How to Deposit Data
The University's research data repository will enable you to publish any type of research data, from any discipline. Usually (although not always) the research data will underpin a research output (such as: an academic journal article, chapter in a book, a conference, an exhibition, or a performance).
For each deposit you make into the repository you will be given a unique, persistent DOI (Digital Object Identifier) that can be cited in publications as a way of providing easy access to the underlying data beyond the duration of your research project.
Not all data stored in the repository will be able to be shared with others due to copyright restrictions, commercial, or ethical considerations. There are various options available in the repository that allow for embargo periods and differing methods of access to data.
However, even if data can't be shared they must still be archived safely and managed securely for the long-term.
What do we mean by a 'Dataset'?
A dataset is a collection of your research data grouped together for deposit, which must also contain some documentation to help others to understand it.
A dataset will usually consist of two parts:
- The data: data that underpins or can be used to validate or reproduce research findings
- The documentation: at minimum a simple 'readme' text file that explains: what the data are, how the data was created and how they can be used.
Other types of documentation can also be included within a dataset at the researcher's discretion. How data are organised within a dataset is up to the researcher and will probably reflect the logical way in which they were created or how other people are expected to use them.
How do I get my dataset to Enlighten: Research Data?
In the longer term, researchers will be able to upload a dataset into the repository themselves. However at the current time the University deploys a mediated deposit. This means that staff in the Research Data Management team will manage the upload process, create a record of the dataset and mint a DOI for the dataset.
If your dataset is below 10GB in size, the best way to send it is to use the University's File Transfer System
Simply login using your GUID and use the generic email address: email@example.com drop off files for us to pick up.
When you drop files off using the File Transfer system, please include in the message section:
- Your Name
- Your College / School
- The title of your paper (if you have one)
- A list of co-authors
- The funder reference code (if you have one)
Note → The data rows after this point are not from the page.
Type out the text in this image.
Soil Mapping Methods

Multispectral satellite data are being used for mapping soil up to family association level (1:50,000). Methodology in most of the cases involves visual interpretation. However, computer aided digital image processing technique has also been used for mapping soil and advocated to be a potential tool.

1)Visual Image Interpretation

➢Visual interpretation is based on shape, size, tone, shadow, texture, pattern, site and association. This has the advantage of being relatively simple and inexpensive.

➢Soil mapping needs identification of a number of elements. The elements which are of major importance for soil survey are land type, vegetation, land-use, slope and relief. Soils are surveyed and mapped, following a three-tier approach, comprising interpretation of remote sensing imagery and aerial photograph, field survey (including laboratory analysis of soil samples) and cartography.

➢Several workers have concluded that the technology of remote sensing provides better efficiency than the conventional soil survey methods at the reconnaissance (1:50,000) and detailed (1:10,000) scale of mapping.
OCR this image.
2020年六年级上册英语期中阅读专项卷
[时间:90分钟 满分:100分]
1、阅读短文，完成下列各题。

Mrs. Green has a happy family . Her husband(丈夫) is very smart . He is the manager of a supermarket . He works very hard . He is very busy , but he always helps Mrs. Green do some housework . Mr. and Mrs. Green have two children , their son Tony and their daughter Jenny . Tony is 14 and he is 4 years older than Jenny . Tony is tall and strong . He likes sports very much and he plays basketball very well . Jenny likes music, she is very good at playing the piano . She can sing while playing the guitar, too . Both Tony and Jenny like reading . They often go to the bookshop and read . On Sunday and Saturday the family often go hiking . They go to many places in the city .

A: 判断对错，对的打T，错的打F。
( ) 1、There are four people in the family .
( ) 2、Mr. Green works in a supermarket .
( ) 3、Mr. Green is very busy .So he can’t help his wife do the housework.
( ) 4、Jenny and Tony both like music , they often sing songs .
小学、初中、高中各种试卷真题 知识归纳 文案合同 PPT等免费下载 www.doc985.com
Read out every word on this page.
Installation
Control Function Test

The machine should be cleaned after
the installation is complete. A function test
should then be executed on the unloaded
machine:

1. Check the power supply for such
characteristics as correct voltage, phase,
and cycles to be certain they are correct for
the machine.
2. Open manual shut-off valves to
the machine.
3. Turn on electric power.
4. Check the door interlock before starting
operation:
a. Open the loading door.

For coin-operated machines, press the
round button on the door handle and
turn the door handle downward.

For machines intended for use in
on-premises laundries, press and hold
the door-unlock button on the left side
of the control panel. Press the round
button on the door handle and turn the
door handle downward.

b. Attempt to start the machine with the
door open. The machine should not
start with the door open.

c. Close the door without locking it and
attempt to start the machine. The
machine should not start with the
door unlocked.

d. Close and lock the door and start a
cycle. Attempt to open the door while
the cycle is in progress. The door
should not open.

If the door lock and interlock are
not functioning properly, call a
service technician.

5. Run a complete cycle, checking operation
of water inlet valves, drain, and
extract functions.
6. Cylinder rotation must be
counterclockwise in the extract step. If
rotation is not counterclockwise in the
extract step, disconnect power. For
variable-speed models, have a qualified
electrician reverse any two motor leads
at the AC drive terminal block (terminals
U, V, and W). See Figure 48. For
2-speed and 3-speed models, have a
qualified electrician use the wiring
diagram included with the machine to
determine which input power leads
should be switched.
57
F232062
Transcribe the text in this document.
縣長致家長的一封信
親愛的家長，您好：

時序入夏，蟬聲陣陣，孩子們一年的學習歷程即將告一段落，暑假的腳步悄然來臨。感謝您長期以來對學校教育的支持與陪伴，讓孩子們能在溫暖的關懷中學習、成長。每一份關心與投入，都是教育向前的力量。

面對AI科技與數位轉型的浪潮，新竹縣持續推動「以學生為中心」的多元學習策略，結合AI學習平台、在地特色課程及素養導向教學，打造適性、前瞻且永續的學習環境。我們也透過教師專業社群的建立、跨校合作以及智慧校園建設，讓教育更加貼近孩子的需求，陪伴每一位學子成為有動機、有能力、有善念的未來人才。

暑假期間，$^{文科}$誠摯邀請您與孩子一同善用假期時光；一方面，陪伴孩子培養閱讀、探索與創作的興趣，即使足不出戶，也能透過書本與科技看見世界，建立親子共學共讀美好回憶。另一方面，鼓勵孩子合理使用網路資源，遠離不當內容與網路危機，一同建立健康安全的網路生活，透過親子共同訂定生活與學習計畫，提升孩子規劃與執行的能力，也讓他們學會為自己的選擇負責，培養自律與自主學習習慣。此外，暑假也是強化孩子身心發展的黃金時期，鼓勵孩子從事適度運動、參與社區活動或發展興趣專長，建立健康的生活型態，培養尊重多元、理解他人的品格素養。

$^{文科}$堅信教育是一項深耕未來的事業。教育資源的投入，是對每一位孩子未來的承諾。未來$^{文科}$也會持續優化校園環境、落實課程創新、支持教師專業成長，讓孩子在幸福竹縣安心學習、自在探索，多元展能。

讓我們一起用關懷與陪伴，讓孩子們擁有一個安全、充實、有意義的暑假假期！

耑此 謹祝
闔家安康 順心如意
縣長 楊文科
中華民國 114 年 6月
- The date on which the dataset can be made publicly available (e.g. 'now', 'when paper is published' or a future date if under embargo)
- Any restrictions on making the dataset public (eg ethical, legal or commercial considerations)
- If ethical approval was required for this research, please provide a copy of the consent form and information document.
- Preferred Licence
The default licence we use is Creative Commons Attribution (CC-BY) which allows re-distribution and re-use of your data on the condition that the creators are appropriately credited. Please let us know if your require an alternative.
If some of this information is already included in a draft of the publication, then you can just attach that to the dataset and we will take the details from there.
Please also provide a Readme file or similar form of documentation that will be stored alongside the dataset.
This should include information that will help others to re-use the data, for example: a description of the contents within folders; codes or keys to fields names in spreadsheets; software and software versions used; and anything else that will help future users to understand and work with the data.
If you don't know or can't answer any of the above please contact us to discuss
If your dataset is larger than 10GB then please contact us to arrange deposit via an alternative method.
What about Software?
Software can also have a requirement to be stored securely and cited in publications.
In order to get a DOI for software there are two main options:
If you use Github you can get a DOI by using an additional service provided free of charge by the CERN/EU repository Zenodo. This allows for the integration of archiving functionality which automates the sending of code releases from Github to Zenodo for archiving and DOI creation. It is particularly useful for code that is updated regularly as updates are sent to be archived automatically. There is a guide on how to do this on the Github website.
Archiving can't be done automatically in other code repositories, but you can replicate the process manually by creating a tarball of the code you want to store and deposit it with this repository (or any other repository that will give you a DOI). This approach is not ideal for code that is updated regularly as each new release would need to be bundled up and archived manually, however it would be fine for code which is comparatively static.
For more information, there is also a good article on software and related funder requirements provided by the Software Sustainability Institute.
When can I get my DOI?
It is often likely that you'll need to get the DOI for your dataset while your publication is in draft form (so you can use it to cite the dataset in the final version of the publication). It is also possible therefore that your dataset will not be ready for deposit at the time you need your DOI.
This is fine, and if you contact us we will mint a DOI for you that you can use to cite your dataset. The record that we create in the repository (which will be the DOI 'landing page') will be kept in a 'Review state' until the final dataset has been deposited.
It is therefore imperative that you send us your dataset before any citations are made public so that we can activate the DOI. Otherwise the DOI will not resolve to a webpage that describes your data.